Reef Loretto

Posted on May 08, 2022Read on Mirror.xyz

Team-building in web3.

Last summer, I joined a small crew with a bold mission: to free music. I was the first non-cofounding engineering hire, tasked with the open-ended challenge of advancing the product, helping to build the engineering team, and leaning in on leadership & strategy where appropriate. I went heads-down on Catalog in October of 2021 and have often found myself so deep in the weeds that it’s been hard to take a step back to reflect upon our progress. In this post, I will attempt to do just that.

I want to first take a moment to celebrate the launch of the Catalog contract that went live on 4/20. This project started in November of 2021 and represents months of collective effort. Brett Henderson (COMPUTER DATA) joined the team that month and hit the ground running, immediately demonstrating strong initiative and autonomy around a mostly-unscoped project: “plz gib contract”. He led the foundational EVM-related efforts around the contract development before the whole team united and swarmed to get it integrated into our product and launched. In a space that moves so quickly, where people often talk about one- or two-week iteration cycles, I think it’s important to explain a bit of the backstory behind this multi-month effort.

By December ‘21, Catalog Engineering had evolved into a small (yet mighty) squad of four full-time engineers: Hvdson, Ryan, Brett, and myself. To ensure we had the time and space to mature into an autonomous, healthy unit, a few immediate things were done:

  • All short-term contractual engineering projects were ended.
  • Our DevOps process matured from one that bottlenecked getting code into production for days to one that enabled shipping on a multi-times-per-day basis. (We fixed shipping.)
  • We took a hard pause on technical recruiting & hiring. This focused bandwidth internally on ensuring the existing team was being set up for success.

Once we took care of this basic organizational housekeeping, it was time to narrow our focus on fine-tuning our product development process. The MVP was built by a co-founding trio in an innovative burst of rapid-fire development. It’s hard to emphasize how important this zero-to-one moment was. While this shoot-from-the-hip style of development worked to get this project off the ground, I was nervous about this propagating as the de facto engineering culture; we had zero test coverage and lots of hard-to-follow dependency chains, which I thought had to be proactively tackled to prevent product reliability and maintenance nightmares down the line.
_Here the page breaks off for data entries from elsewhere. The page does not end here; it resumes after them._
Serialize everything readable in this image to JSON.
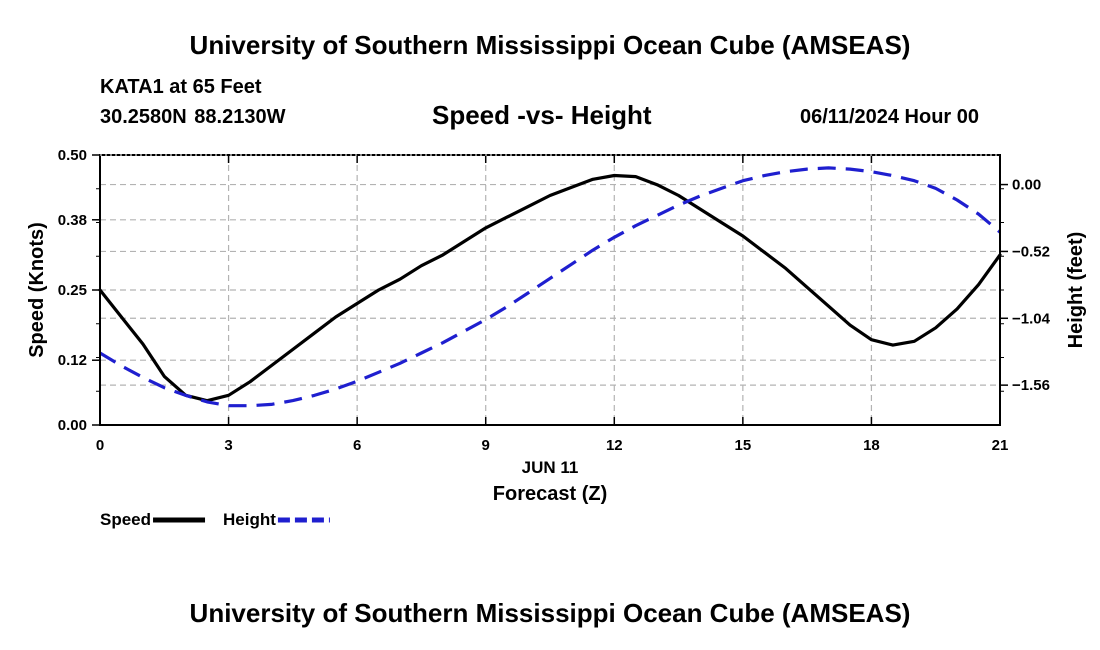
{
  "header": {
    "title": "University of Southern Mississippi Ocean Cube (AMSEAS)",
    "station": "KATA1 at 65 Feet",
    "coordinates": "30.2580N  88.2130W",
    "subtitle": "Speed -vs- Height",
    "datetime": "06/11/2024 Hour 00"
  },
  "footer": {
    "title": "University of Southern Mississippi Ocean Cube (AMSEAS)"
  },
  "chart_data": {
    "type": "line",
    "title": "Speed -vs- Height",
    "xlabel": "Forecast (Z)",
    "xlabel_date": "JUN 11",
    "ylabel": "Speed (Knots)",
    "y2label": "Height (feet)",
    "xlim": [
      0,
      21
    ],
    "ylim": [
      0,
      0.5
    ],
    "y2lim": [
      -1.87,
      0.23
    ],
    "x_ticks": [
      0,
      3,
      6,
      9,
      12,
      15,
      18,
      21
    ],
    "x_tick_labels": [
      "0",
      "3",
      "6",
      "9",
      "12",
      "15",
      "18",
      "21"
    ],
    "y_ticks": [
      0.0,
      0.12,
      0.25,
      0.38,
      0.5
    ],
    "y_tick_labels": [
      "0.00",
      "0.12",
      "0.25",
      "0.38",
      "0.50"
    ],
    "y2_ticks": [
      0.0,
      -0.52,
      -1.04,
      -1.56
    ],
    "y2_tick_labels": [
      "0.00",
      "−0.52",
      "−1.04",
      "−1.56"
    ],
    "grid": true,
    "legend_placement": "bottom-left",
    "x": [
      0,
      0.5,
      1,
      1.5,
      2,
      2.5,
      3,
      3.5,
      4,
      4.5,
      5,
      5.5,
      6,
      6.5,
      7,
      7.5,
      8,
      8.5,
      9,
      9.5,
      10,
      10.5,
      11,
      11.5,
      12,
      12.5,
      13,
      13.5,
      14,
      14.5,
      15,
      15.5,
      16,
      16.5,
      17,
      17.5,
      18,
      18.5,
      19,
      19.5,
      20,
      20.5,
      21
    ],
    "series": [
      {
        "name": "Speed",
        "axis": "left",
        "color": "#000000",
        "style": "solid",
        "values": [
          0.25,
          0.2,
          0.15,
          0.09,
          0.055,
          0.045,
          0.055,
          0.08,
          0.11,
          0.14,
          0.17,
          0.2,
          0.225,
          0.25,
          0.27,
          0.295,
          0.315,
          0.34,
          0.365,
          0.385,
          0.405,
          0.425,
          0.44,
          0.455,
          0.462,
          0.46,
          0.445,
          0.425,
          0.4,
          0.375,
          0.35,
          0.32,
          0.29,
          0.255,
          0.22,
          0.185,
          0.158,
          0.148,
          0.155,
          0.18,
          0.215,
          0.26,
          0.315
        ]
      },
      {
        "name": "Height",
        "axis": "right",
        "color": "#1f1fcf",
        "style": "dashed",
        "values": [
          -1.31,
          -1.41,
          -1.5,
          -1.58,
          -1.64,
          -1.69,
          -1.72,
          -1.72,
          -1.71,
          -1.68,
          -1.64,
          -1.59,
          -1.53,
          -1.46,
          -1.39,
          -1.31,
          -1.23,
          -1.14,
          -1.05,
          -0.95,
          -0.84,
          -0.73,
          -0.62,
          -0.51,
          -0.41,
          -0.32,
          -0.24,
          -0.16,
          -0.09,
          -0.03,
          0.03,
          0.07,
          0.1,
          0.12,
          0.13,
          0.12,
          0.1,
          0.07,
          0.03,
          -0.03,
          -0.12,
          -0.23,
          -0.37
        ]
      }
    ]
  }
}
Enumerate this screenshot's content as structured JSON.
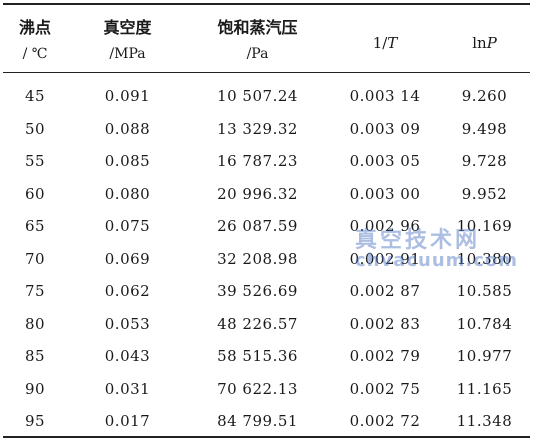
{
  "table": {
    "headers": [
      {
        "line1": "沸点",
        "line2": "/ ℃"
      },
      {
        "line1": "真空度",
        "line2": "/MPa"
      },
      {
        "line1": "饱和蒸汽压",
        "line2": "/Pa"
      },
      {
        "line1_prefix": "1/",
        "line1_italic": "T"
      },
      {
        "line1_prefix": "ln",
        "line1_italic": "P"
      }
    ],
    "rows": [
      [
        "45",
        "0.091",
        "10 507.24",
        "0.003 14",
        "9.260"
      ],
      [
        "50",
        "0.088",
        "13 329.32",
        "0.003 09",
        "9.498"
      ],
      [
        "55",
        "0.085",
        "16 787.23",
        "0.003 05",
        "9.728"
      ],
      [
        "60",
        "0.080",
        "20 996.32",
        "0.003 00",
        "9.952"
      ],
      [
        "65",
        "0.075",
        "26 087.59",
        "0.002 96",
        "10.169"
      ],
      [
        "70",
        "0.069",
        "32 208.98",
        "0.002 91",
        "10.380"
      ],
      [
        "75",
        "0.062",
        "39 526.69",
        "0.002 87",
        "10.585"
      ],
      [
        "80",
        "0.053",
        "48 226.57",
        "0.002 83",
        "10.784"
      ],
      [
        "85",
        "0.043",
        "58 515.36",
        "0.002 79",
        "10.977"
      ],
      [
        "90",
        "0.031",
        "70 622.13",
        "0.002 75",
        "11.165"
      ],
      [
        "95",
        "0.017",
        "84 799.51",
        "0.002 72",
        "11.348"
      ]
    ]
  },
  "watermark": {
    "line1": "真空技术网",
    "line2": "chvacuum.com"
  }
}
The team debated quite a few different product development styles; we experimented with and quickly abandoned a “traditional” scrum two-week sprint process, which seemed far too heavy and meeting-oriented for our needs. We got close to fully committing to what I called the “Seibel process” which seemed like scrum without the meetings but abandoned that as well after recognizing that it didn’t seem best suited to orchestrate larger, more bold product visions we had in mind. We ultimately aligned on running a trial cycle modeled closely after the one outlined in Basecamp’s Shape Up.

  • We held a single Product<>Engineering meeting at the beginning of the cycle to align on the project’s goals and requirements.
  • Project lanes were established with clear owners.
  • The team set and committed to a deadline.
  • Engineers were left to self-organize and autonomously work towards the project goals.

And then we did it.

To everyone’s credit, we launched on time. This excites me for several reasons:

  • We’ve established precedent for setting internal deadlines and taking them seriously with a newly-formed team.
  • We’ve made tangible progress in establishing an engineering culture that prioritizes each person’s time and trusts individuals as autonomous parts of a larger collective.
  • We have evolved from an “outsource” to an “insource” orientation. We build & own our shit. We don’t contract out one-off tasks. Humans at Catalog are the experts on Catalog, through and through. This is an immensely important point.

I’m incredibly proud of this whole team and what we’re doing. There’s so much more to build, and I’m excited to watch Catalog grow into the best place for music lovers to work in web3.